きっとリルには深い深い因縁があるのでしょう。それこそ戦いを嫌う、気弱な少女が『魔法少女』として奮戦しなければならないほどに。そのこと自体に私がとやかく言うつもりはありません。気弱な少女が、それでも戦いを選んだのです。応援こそすれ邪魔をするのは無粋というものでしょう。
でも、それは今までの話。
この世界では違いますし、きっと、リルが地球に戻ったあとも違うでしょう。
だから。
私は言いました。
「――逃げてもいいのですよ?」
「え?」
「逃げたっていいのです。恐いなら、戦わなくてもいいのです。リルはもう敵を倒したのでしょう? 因縁に決着を付けたのでしょう? なら、もう普通の少女に戻ってもいいはずです。気弱で、あがり症で、どもり癖があって、何か言いたくても心の奥底にしまい込んでしまう……。そんな、
そう。どこにでもいます。
恐ろしい『敵』が出てくれば普通の人は真っ先に逃げ出しますし、誰も彼もがアナウンサーのように人前で流暢に喋れるわけではありません。それに、心優しい存在であれば、自分の主張より相手を尊重してしまっても仕方ありません。

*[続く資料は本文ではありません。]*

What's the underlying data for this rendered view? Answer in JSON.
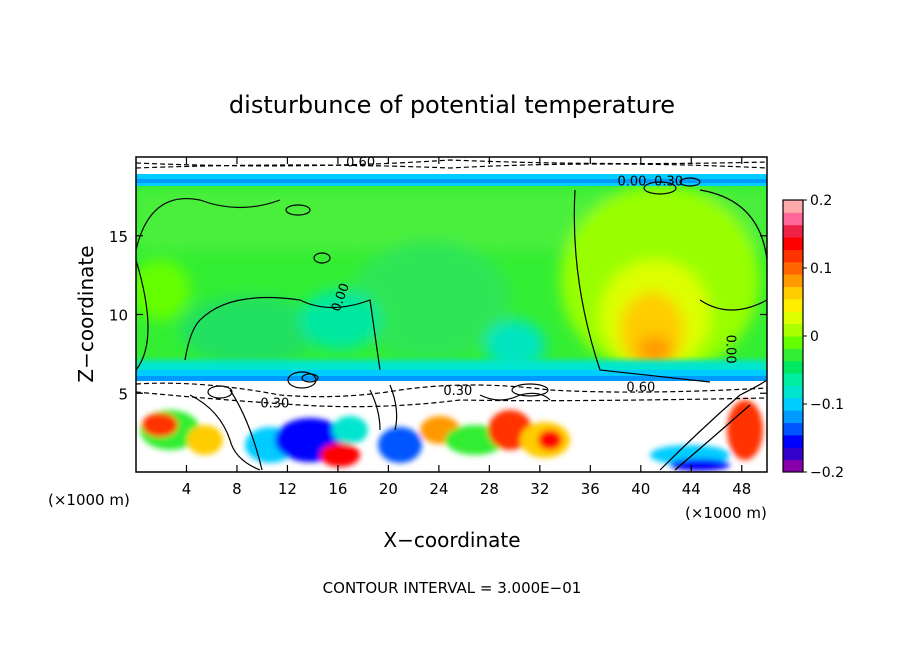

「戦いなんて、誰でも恐いです。弱い自分を恥じる必要なんてありません。あがり症でも、どもり癖があってもいいんです。それを笑う人がいるのなら、それはその人の心がねじ曲がっているだけのこと。それに、他人のことを考えずに自分の主張を押し通そうとして許されるのは子供だけですよ」
「ミラカ……」
『……いやぁ、ミラカはノリノリで戦っていたし、スラスラと登場セリフを述べていたし、自分の主張を押し通したことにゃんて数え切れないのにゃ』
私がせっかくいいことを言って純真無垢なリルを丸め込もうとしているのに、本当に駄猫ですね。思わず制裁(ツッコミ)のためにアヤネの頭をむんずと掴んだ私ですが、今のアヤネは美少女形態を取っているのでギリギリのところで思いとどまりました。やはり美少女には優しくしないといけませんね。
『いや『ビキッ』って音がしたにゃ……頭蓋骨にヒビが入る音がしたのにゃ……』
私とアヤネがいつも通りになりつつあるやり取りをしていると、リルは困ったように笑っていました。
その表情は先ほどまでと比べると幾分和らいでいる、と感じるのは贔屓目ではないと信じたいですね。